I recall a couple years ago, the first time I saw the CTA Holiday Train enter a station. It was packed, mainly with grandparents/aunts/uncles/cousins taking small ones for a ride. Probably generated a lot of revenue. Forward to 2020, a train crowded with people who breathe isn’t desired, so what to do?
Well, they could have just cancelled it, but that’d be dropping yet another tradition, and I suppose reducing overtime for union employees. So they’re going to run it empty, and instead of crowding the train, folks can crowd the platforms– probably a bit less close breathing.
But CTA trains run every day with people on them– the problem is the crowding. Why not sell tickets? How much would people pay for a ride in a semi-private car, restricted to, say 10 people per car? $25 for a 2-hour trip? $100? I don’t know, but it’s nontrivial. Maybe $1000/trip/car, $4000/trip/train, $160,000 assuming each space is sold just twice per operating day. Now, $160,000 is probably not quite enough to operate one bus for a year. But why not collect it?

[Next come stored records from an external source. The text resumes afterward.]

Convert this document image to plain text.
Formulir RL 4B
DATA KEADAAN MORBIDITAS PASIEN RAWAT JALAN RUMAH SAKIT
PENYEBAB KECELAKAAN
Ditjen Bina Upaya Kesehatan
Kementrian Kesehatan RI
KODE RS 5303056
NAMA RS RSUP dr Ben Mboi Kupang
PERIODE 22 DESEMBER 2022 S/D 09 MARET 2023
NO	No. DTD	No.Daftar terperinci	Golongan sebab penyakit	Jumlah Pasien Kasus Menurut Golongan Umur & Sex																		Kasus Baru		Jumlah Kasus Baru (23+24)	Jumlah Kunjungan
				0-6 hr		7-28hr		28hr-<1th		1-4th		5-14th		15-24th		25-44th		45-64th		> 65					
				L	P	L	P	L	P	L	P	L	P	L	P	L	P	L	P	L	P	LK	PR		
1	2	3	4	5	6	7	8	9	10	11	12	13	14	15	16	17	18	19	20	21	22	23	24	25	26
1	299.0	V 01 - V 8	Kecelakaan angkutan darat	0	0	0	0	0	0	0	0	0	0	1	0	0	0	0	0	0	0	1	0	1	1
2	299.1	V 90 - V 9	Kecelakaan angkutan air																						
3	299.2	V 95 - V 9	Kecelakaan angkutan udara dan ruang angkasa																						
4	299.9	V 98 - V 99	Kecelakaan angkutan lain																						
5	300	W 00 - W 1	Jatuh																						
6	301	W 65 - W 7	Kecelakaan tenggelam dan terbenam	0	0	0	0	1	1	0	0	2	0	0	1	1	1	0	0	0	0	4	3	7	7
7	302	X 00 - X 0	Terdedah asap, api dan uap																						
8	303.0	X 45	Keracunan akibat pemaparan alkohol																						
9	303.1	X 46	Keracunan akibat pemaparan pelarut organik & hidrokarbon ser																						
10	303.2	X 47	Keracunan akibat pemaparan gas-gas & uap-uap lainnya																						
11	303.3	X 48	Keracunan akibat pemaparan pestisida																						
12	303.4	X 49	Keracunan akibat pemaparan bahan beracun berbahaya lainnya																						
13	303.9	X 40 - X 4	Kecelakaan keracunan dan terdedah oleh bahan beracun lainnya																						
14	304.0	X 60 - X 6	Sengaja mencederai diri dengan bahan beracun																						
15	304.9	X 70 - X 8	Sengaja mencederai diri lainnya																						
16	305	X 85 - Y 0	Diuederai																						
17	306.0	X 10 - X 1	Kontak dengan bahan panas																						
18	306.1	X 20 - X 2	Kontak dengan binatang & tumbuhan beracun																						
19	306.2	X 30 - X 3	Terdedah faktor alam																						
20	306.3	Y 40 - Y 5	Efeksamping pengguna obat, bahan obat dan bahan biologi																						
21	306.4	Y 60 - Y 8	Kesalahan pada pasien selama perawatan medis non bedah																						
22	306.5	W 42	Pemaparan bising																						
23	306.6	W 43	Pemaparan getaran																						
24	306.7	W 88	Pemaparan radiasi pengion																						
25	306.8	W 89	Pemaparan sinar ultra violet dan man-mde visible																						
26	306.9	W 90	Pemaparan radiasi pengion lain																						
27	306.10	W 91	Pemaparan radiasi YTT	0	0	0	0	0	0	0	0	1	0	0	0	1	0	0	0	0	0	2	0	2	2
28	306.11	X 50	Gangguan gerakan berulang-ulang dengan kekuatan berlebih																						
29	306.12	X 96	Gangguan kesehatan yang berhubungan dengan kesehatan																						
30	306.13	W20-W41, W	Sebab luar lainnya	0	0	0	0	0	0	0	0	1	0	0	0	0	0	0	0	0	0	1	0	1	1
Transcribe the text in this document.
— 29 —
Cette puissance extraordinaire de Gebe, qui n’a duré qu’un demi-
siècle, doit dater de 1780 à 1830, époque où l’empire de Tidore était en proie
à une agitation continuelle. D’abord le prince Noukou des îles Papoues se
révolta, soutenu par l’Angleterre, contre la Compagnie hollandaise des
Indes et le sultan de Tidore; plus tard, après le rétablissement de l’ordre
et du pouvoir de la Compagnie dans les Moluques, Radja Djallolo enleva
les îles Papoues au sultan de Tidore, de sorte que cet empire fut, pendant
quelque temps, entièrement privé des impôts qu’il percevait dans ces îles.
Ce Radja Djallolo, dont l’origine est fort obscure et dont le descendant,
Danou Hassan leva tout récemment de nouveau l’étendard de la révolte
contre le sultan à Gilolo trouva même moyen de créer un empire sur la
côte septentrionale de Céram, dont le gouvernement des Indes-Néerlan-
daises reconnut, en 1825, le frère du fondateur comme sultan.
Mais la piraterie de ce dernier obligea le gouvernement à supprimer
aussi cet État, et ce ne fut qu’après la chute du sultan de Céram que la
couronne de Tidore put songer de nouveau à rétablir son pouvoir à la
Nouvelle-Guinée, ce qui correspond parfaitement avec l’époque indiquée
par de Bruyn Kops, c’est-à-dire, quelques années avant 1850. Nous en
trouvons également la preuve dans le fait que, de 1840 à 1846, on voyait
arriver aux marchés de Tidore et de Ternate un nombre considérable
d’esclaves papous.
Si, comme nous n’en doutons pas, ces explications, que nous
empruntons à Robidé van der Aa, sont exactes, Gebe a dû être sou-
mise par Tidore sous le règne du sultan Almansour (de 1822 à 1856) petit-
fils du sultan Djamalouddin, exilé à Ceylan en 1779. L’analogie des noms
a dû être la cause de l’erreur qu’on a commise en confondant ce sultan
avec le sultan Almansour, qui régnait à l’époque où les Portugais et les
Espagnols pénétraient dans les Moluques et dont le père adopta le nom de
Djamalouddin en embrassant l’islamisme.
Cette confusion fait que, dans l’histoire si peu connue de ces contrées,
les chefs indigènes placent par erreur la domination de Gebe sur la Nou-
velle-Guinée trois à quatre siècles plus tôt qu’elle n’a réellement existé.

Ideally, CTA would use the money to pay the cost of operation, and apply any left over to its growing deficit. But it might be more acceptable to have some sufficiently progressive charitable organization– United Way?– devise a system for distributing the proceeds to a politically-balanced array of groups actually assisting impoverished people. CTA could even reserve a certain number of tickets for actual impoverished folks who’d like to ride.
I wonder how much money a lobbyist could attract if paid $160,000?